I’m 80% of the way through the books, and I’m stopping? What the what?

The problem is that I just don’t get what’s going on for long swathes of the series. When we talk about epic fantasy, we talk about steep learning curves. The amount of time and attention you have to devote to the book to be able to really understand what’s happening. In fantasy, anything is possible, so it takes some time before you can understand the way a world works. What the rules are of that world. It’s a price I’m willing to pay, typically because the pay off is really good. I think of Neal Stephenson’s books. Anathem was totally confusing and bewildering, until suddenly I got it, and then I devoured the rest.

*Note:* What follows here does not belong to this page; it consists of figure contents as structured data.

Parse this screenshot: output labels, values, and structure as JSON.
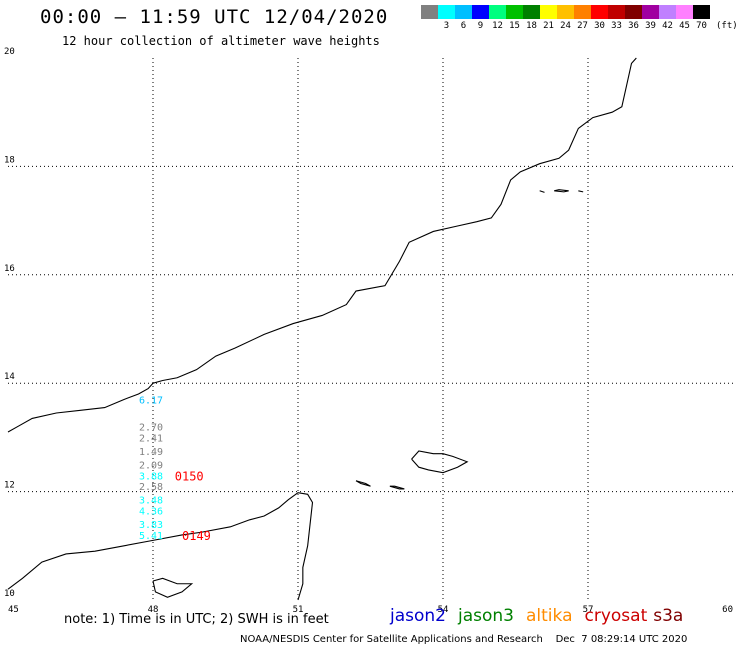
{
  "header": {
    "title": "00:00 – 11:59 UTC 12/04/2020",
    "subtitle": "12 hour collection of altimeter wave heights"
  },
  "scale": {
    "colors": [
      "#808080",
      "#00ffff",
      "#00bfff",
      "#0000ff",
      "#00ff7f",
      "#00c000",
      "#008000",
      "#ffff00",
      "#ffc000",
      "#ff8000",
      "#ff0000",
      "#c00000",
      "#800000",
      "#a000a0",
      "#c080ff",
      "#ff80ff",
      "#000000"
    ],
    "labels": [
      "3",
      "6",
      "9",
      "12",
      "15",
      "18",
      "21",
      "24",
      "27",
      "30",
      "33",
      "36",
      "39",
      "42",
      "45",
      "70"
    ],
    "unit": "(ft)"
  },
  "chart_data": {
    "type": "scatter",
    "title": "00:00 – 11:59 UTC 12/04/2020",
    "xlabel": "",
    "ylabel": "",
    "xlim": [
      45,
      60
    ],
    "ylim": [
      10,
      20
    ],
    "x_ticks": [
      "45",
      "48",
      "51",
      "54",
      "57",
      "60"
    ],
    "y_ticks": [
      "10",
      "12",
      "14",
      "16",
      "18",
      "20"
    ],
    "grid": true,
    "wave_heights": [
      {
        "lon": 48.0,
        "lat": 13.7,
        "value": "6.17",
        "color": "#00bfff"
      },
      {
        "lon": 48.0,
        "lat": 13.2,
        "value": "2.70",
        "color": "#808080"
      },
      {
        "lon": 48.0,
        "lat": 13.0,
        "value": "2.41",
        "color": "#808080"
      },
      {
        "lon": 48.0,
        "lat": 12.75,
        "value": "1.49",
        "color": "#808080"
      },
      {
        "lon": 48.0,
        "lat": 12.5,
        "value": "2.09",
        "color": "#808080"
      },
      {
        "lon": 48.0,
        "lat": 12.3,
        "value": "3.88",
        "color": "#00ffff"
      },
      {
        "lon": 48.0,
        "lat": 12.1,
        "value": "2.58",
        "color": "#808080"
      },
      {
        "lon": 48.0,
        "lat": 11.85,
        "value": "3.48",
        "color": "#00ffff"
      },
      {
        "lon": 48.0,
        "lat": 11.65,
        "value": "4.36",
        "color": "#00ffff"
      },
      {
        "lon": 48.0,
        "lat": 11.4,
        "value": "3.83",
        "color": "#00ffff"
      },
      {
        "lon": 48.0,
        "lat": 11.2,
        "value": "5.41",
        "color": "#00ffff"
      }
    ],
    "time_labels": [
      {
        "lon": 48.45,
        "lat": 12.3,
        "value": "0150",
        "color": "#ff0000"
      },
      {
        "lon": 48.6,
        "lat": 11.2,
        "value": "0149",
        "color": "#ff0000"
      }
    ],
    "coastlines": [
      [
        [
          45,
          13.1
        ],
        [
          45.2,
          13.2
        ],
        [
          45.5,
          13.35
        ],
        [
          46.0,
          13.45
        ],
        [
          46.5,
          13.5
        ],
        [
          47.0,
          13.55
        ],
        [
          47.4,
          13.7
        ],
        [
          47.7,
          13.8
        ],
        [
          47.9,
          13.9
        ],
        [
          48.0,
          14.0
        ],
        [
          48.2,
          14.05
        ],
        [
          48.5,
          14.1
        ],
        [
          48.9,
          14.25
        ],
        [
          49.3,
          14.5
        ],
        [
          49.7,
          14.65
        ],
        [
          50.3,
          14.9
        ],
        [
          50.9,
          15.1
        ],
        [
          51.5,
          15.25
        ],
        [
          52.0,
          15.45
        ],
        [
          52.2,
          15.7
        ],
        [
          52.8,
          15.8
        ],
        [
          53.1,
          16.25
        ],
        [
          53.3,
          16.6
        ],
        [
          53.8,
          16.8
        ],
        [
          54.3,
          16.9
        ],
        [
          54.7,
          16.98
        ],
        [
          55.0,
          17.05
        ],
        [
          55.2,
          17.3
        ],
        [
          55.4,
          17.75
        ],
        [
          55.6,
          17.9
        ],
        [
          56.0,
          18.05
        ],
        [
          56.4,
          18.15
        ],
        [
          56.6,
          18.3
        ],
        [
          56.8,
          18.7
        ],
        [
          57.1,
          18.9
        ],
        [
          57.5,
          19.0
        ],
        [
          57.7,
          19.1
        ],
        [
          57.8,
          19.5
        ],
        [
          57.9,
          19.9
        ],
        [
          58.0,
          20.0
        ]
      ],
      [
        [
          45,
          10.2
        ],
        [
          45.3,
          10.4
        ],
        [
          45.7,
          10.7
        ],
        [
          46.2,
          10.85
        ],
        [
          46.8,
          10.9
        ],
        [
          47.4,
          11.0
        ],
        [
          48.0,
          11.1
        ],
        [
          48.6,
          11.2
        ],
        [
          49.0,
          11.25
        ],
        [
          49.6,
          11.35
        ],
        [
          50.0,
          11.48
        ],
        [
          50.3,
          11.55
        ],
        [
          50.6,
          11.7
        ],
        [
          50.8,
          11.85
        ],
        [
          51.0,
          11.98
        ],
        [
          51.2,
          11.95
        ],
        [
          51.3,
          11.8
        ],
        [
          51.25,
          11.4
        ],
        [
          51.2,
          11.0
        ],
        [
          51.1,
          10.6
        ],
        [
          51.1,
          10.3
        ],
        [
          51.0,
          10.0
        ]
      ]
    ],
    "islands": [
      [
        [
          53.35,
          12.6
        ],
        [
          53.5,
          12.75
        ],
        [
          53.8,
          12.7
        ],
        [
          54.0,
          12.7
        ],
        [
          54.2,
          12.65
        ],
        [
          54.5,
          12.55
        ],
        [
          54.3,
          12.45
        ],
        [
          54.0,
          12.35
        ],
        [
          53.7,
          12.4
        ],
        [
          53.5,
          12.45
        ],
        [
          53.35,
          12.6
        ]
      ],
      [
        [
          52.2,
          12.2
        ],
        [
          52.4,
          12.15
        ],
        [
          52.5,
          12.1
        ],
        [
          52.3,
          12.15
        ],
        [
          52.2,
          12.2
        ]
      ],
      [
        [
          52.9,
          12.1
        ],
        [
          53.1,
          12.05
        ],
        [
          53.2,
          12.05
        ],
        [
          53.0,
          12.1
        ],
        [
          52.9,
          12.1
        ]
      ],
      [
        [
          56.0,
          17.55
        ],
        [
          56.1,
          17.52
        ]
      ],
      [
        [
          56.3,
          17.55
        ],
        [
          56.5,
          17.53
        ],
        [
          56.6,
          17.55
        ],
        [
          56.4,
          17.57
        ],
        [
          56.3,
          17.55
        ]
      ],
      [
        [
          56.8,
          17.55
        ],
        [
          56.9,
          17.53
        ]
      ],
      [
        [
          48.0,
          10.35
        ],
        [
          48.2,
          10.4
        ],
        [
          48.5,
          10.3
        ],
        [
          48.8,
          10.3
        ],
        [
          48.6,
          10.15
        ],
        [
          48.3,
          10.05
        ],
        [
          48.05,
          10.15
        ],
        [
          48.0,
          10.35
        ]
      ]
    ]
  },
  "note": "note: 1) Time is in UTC; 2) SWH is in feet",
  "satellites": [
    {
      "name": "jason2",
      "color": "#0000cc"
    },
    {
      "name": "jason3",
      "color": "#008000"
    },
    {
      "name": "altika",
      "color": "#ff8c00"
    },
    {
      "name": "cryosat",
      "color": "#cc0000"
    },
    {
      "name": "s3a",
      "color": "#800000"
    }
  ],
  "footer": "NOAA/NESDIS Center for Satellite Applications and Research    Dec  7 08:29:14 UTC 2020"
}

In earlier books in the Malazan series, I felt that same experience. At some point, the story would crystallize, and I’d be off and running. But the longer I read the series, the more I began to feel like I wasn’t up to the task anymore. I would find myself pausing reading to go look up the Malazan wiki to see just who it was who I was reading about at the moment. I couldn’t remember plot lines. Couldn’t keep track of character arcs.

It was like I was watching a movie through a bad internet connection, and so I kept missing huge chunks of what was going on, and I just ended up bewildered. And the further I went into the series, the more severe this became. New characters were introduced to the point that it felt kind of like I was staring at a Where’s Waldo page, except I knew if I were smart enough, then I’d be able to remember what everyone on that page was doing other than Waldo, and I’d really care about it.

In the end, I just can’t keep it up. Yes, I’m two books away from the finish line. I had thought if I read the series in one big go, then it would all make sense. I thought wrong. And I’ve resigned myself to that. There was a time in my life where that sort of book was just what I was looking for. That time in my life isn’t now. It’s not because the books are bad. It’s because they don’t work for me, even if I wish they did.

If anyone ever asks me for a recommendation for a really epic fantasy, Malazan will be right at the top of my list. But it’ll come with a disclaimer. An acknowledgement that the series was beyond me personally, though I really enjoyed pieces of it. That might sound like faint praise, and it’s certainly conflicted, but it’s not every day you come across a series you both love and yet also realize isn’t quite for you.